That all makes the park the perfect backdrop for...a television commercial.
I watched four guys spend several minutes trying to get the Lay's Stix bag perfectly positioned in the hat kid's hand. Like this, no like this. Hold it like this. How's that? The hat kid had to hold it just so and not move a muscle. His companions stood by looking bored, just following directions.
actors outfitted like hipsters
When they called action, the three hipster-styled actors, dressed in silver sneakers and ironic t-shirts, walked stiffly past the park's gate, robotically reaching into the bag and bringing Lay's Stix to their mouths, their faces expressionless, emotionless. Maybe they were told not to upset the position of the snack bag.
Behind them, extras outfitted with giant handbags and texting into cell phones sauntered past, pretending not to pay attention. Also following directions.
All in all, a perfect example of how "art" imitates "life."
extras outfitted like big-bag girls
11 comments:
Very disturbing.
I guess some yunnie in whatever advertising agency has that account finally thought up an ad campaign that aptly expresses the bleackness of yunnie culture. Either that, or the director (most likely a yunnie also) is utterly incompetant and forgot to tell the kids to smile, which wouldn't surprise me either (constantly being high as a kite can lead to mistakes like that).
they look sad and starving, but would ya look at those bags!

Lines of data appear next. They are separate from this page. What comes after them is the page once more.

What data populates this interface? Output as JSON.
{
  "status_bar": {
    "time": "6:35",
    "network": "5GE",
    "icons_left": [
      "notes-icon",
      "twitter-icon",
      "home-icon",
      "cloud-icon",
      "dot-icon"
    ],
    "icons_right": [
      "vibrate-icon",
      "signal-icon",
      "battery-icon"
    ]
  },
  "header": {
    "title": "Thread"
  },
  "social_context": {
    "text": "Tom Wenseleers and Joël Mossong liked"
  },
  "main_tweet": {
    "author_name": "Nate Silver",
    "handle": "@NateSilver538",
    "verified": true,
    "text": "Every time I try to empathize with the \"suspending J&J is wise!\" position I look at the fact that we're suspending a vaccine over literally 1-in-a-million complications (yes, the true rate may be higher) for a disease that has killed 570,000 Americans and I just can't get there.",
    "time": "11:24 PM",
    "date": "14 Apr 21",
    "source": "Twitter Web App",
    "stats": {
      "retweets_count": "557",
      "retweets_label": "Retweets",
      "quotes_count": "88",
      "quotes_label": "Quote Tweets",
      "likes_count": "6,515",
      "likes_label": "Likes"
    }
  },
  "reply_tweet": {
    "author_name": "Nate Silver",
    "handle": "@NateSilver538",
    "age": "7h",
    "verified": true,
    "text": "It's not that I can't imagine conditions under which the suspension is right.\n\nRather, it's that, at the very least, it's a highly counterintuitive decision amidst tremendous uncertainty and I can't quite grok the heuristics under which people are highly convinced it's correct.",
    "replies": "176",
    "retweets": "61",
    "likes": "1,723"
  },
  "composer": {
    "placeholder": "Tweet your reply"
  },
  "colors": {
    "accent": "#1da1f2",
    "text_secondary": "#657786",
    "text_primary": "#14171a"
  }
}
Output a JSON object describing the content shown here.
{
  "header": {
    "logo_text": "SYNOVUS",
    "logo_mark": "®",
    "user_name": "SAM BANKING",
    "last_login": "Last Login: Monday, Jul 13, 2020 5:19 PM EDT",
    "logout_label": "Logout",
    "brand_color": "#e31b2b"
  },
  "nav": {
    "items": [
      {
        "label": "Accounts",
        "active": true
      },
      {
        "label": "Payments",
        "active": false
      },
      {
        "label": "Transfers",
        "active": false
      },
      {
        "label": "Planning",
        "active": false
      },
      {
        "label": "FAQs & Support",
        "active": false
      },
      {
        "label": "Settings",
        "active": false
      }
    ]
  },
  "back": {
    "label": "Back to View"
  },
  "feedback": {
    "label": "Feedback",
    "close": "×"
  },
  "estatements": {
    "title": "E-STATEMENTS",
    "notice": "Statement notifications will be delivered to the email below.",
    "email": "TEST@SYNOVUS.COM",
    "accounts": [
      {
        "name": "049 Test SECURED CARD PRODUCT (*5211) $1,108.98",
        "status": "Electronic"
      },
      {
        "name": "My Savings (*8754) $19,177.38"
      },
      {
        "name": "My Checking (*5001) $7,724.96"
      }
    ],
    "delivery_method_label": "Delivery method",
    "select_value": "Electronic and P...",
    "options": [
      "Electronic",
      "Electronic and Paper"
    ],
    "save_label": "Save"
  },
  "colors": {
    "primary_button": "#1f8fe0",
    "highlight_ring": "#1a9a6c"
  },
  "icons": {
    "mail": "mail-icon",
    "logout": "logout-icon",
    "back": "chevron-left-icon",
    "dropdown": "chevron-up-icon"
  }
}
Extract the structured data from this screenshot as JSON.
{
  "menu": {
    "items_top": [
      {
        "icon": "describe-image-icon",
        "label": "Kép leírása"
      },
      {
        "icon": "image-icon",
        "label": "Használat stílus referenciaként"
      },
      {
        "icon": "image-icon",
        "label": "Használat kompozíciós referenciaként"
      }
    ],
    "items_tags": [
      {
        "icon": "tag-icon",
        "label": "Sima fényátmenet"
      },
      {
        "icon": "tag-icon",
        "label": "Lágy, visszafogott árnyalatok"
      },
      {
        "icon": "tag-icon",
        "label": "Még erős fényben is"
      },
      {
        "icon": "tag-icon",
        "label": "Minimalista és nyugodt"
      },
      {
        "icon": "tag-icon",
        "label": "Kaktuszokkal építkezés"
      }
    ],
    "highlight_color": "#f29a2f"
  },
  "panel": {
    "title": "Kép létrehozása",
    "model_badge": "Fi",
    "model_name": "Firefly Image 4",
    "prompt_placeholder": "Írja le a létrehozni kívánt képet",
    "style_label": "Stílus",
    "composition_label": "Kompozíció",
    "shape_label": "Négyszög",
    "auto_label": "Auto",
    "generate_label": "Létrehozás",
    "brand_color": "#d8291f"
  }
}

i shrug for my lost generation. american beauty indeed.
these are the progenies of a nanny state.
I wonder how many of the kids in those pictures are from the midwest?
....from the midwest living in an apartment that daddy bought them now that New York is "safe".
When the revolution happens it will not be televised and the giant Marc Jacobs handbags filled with useless paper money will be thrown aside like the brown paper bags wrapped around the cheap beers that the moved on homeless population of the park once threw aside.
Oh I know sweetie can you believe that this park
(here Tinsley gestures a Chanel bangled pilates thin hand towards Jackson Square from her penthouse roof terrace) was once full of homeless drunks? (some of the professionally skinny guests swanning on the terrace giggle at this point) Yes I know what you mean Tinsley daahhling thank god what's her names husband at Halliburton was able to use some of that new experimental equipment they've been working on over at Homeland Security to take care of the problem! Indeed, indeed it's nice to know that our investments in this area are safe!
Some of those kids appear to be teenagers, possibly still in high school, natives maybe. I agree with a large percentage of the rantings on this site, but cringe a bit at a lot of the generalizations. Is everyone under 30 a scourge on the city? Is everyone who talks on a cell phone while they walk down the street?
the kids in this post are tv commercial actors. of course, not all young people are a scourge, many are great. but the good ones do get overshadowed it seems.
as for the cell phone walkers, sure, some people keep their voices down, vigilantly watch where they are going, or stand off to the side to make brief or important calls--i do that myself from time to time--but how often do you see that compared to the countless who are weaving, screaming, and bumping as they talk or text for blocks and blocks?
generalizations are limiting and there are always exceptions to them, so i understand your cringe. sometimes i make myself cringe. but i also think generalizations are useful when talking about trends and when using humor.
it doesn't always work out, but that's what i am aiming for.
Jeremiah,
Thanks, I think you are actually a little less vitriolic that some of your commenters. Like I said, I agree with what you are doing. But it's hard to completely get on board when I think that you could easily snap a picture of me, a woman in her 20s with a cell phone, and use it as a representation of everything souless in the City. I realize you've developed a shorthand that works for you and your readers, but it rubs me the wrong way. One commenter, I think in response to my comment, wrote that, in fact, most teens and 20-somethings are scourges. That doesn't seem to be a very farsighted attitude, especially if you want to effect any type of change.
hey 20-something anon, thanks for giving me some food for thought and presenting your viewpoint in a reasoned way.
this blog makes a space for the anger and alienation felt by many in the face of the city's shifting dominant culture. and that leaves little room for looking on the bright side, it's true. i have mixed feelings about that at times.
you make a good point, re: the snapshot potential, and i understand your not getting totally on board.
so...what if i catch you munching magnolia cupcakes in manolos while shouting into a phone and pushing a double-wide stroller loaded with shopping bags down a narrow sidewalk?
If you ever catch me in that situation (doubtful) feel free to snap away. But I reserve my right to enjoy nouveau frozen yogurt (it's finally tangy like real yogurt and I think it's delicious).
Thanks for responding. You seem like a very reasonable person and your running really interesting site, both in terms of the content of the posts and it's function as a forum.
i don't know what nouveau fro-yo is (like pinkberry?), but as long as i don't catch you eating it while talking on the phone, pushing that stroller SUV, etc., we should be just fine.
thanks for reading and for staying engaged and interested, even when you're rubbed the wrong way.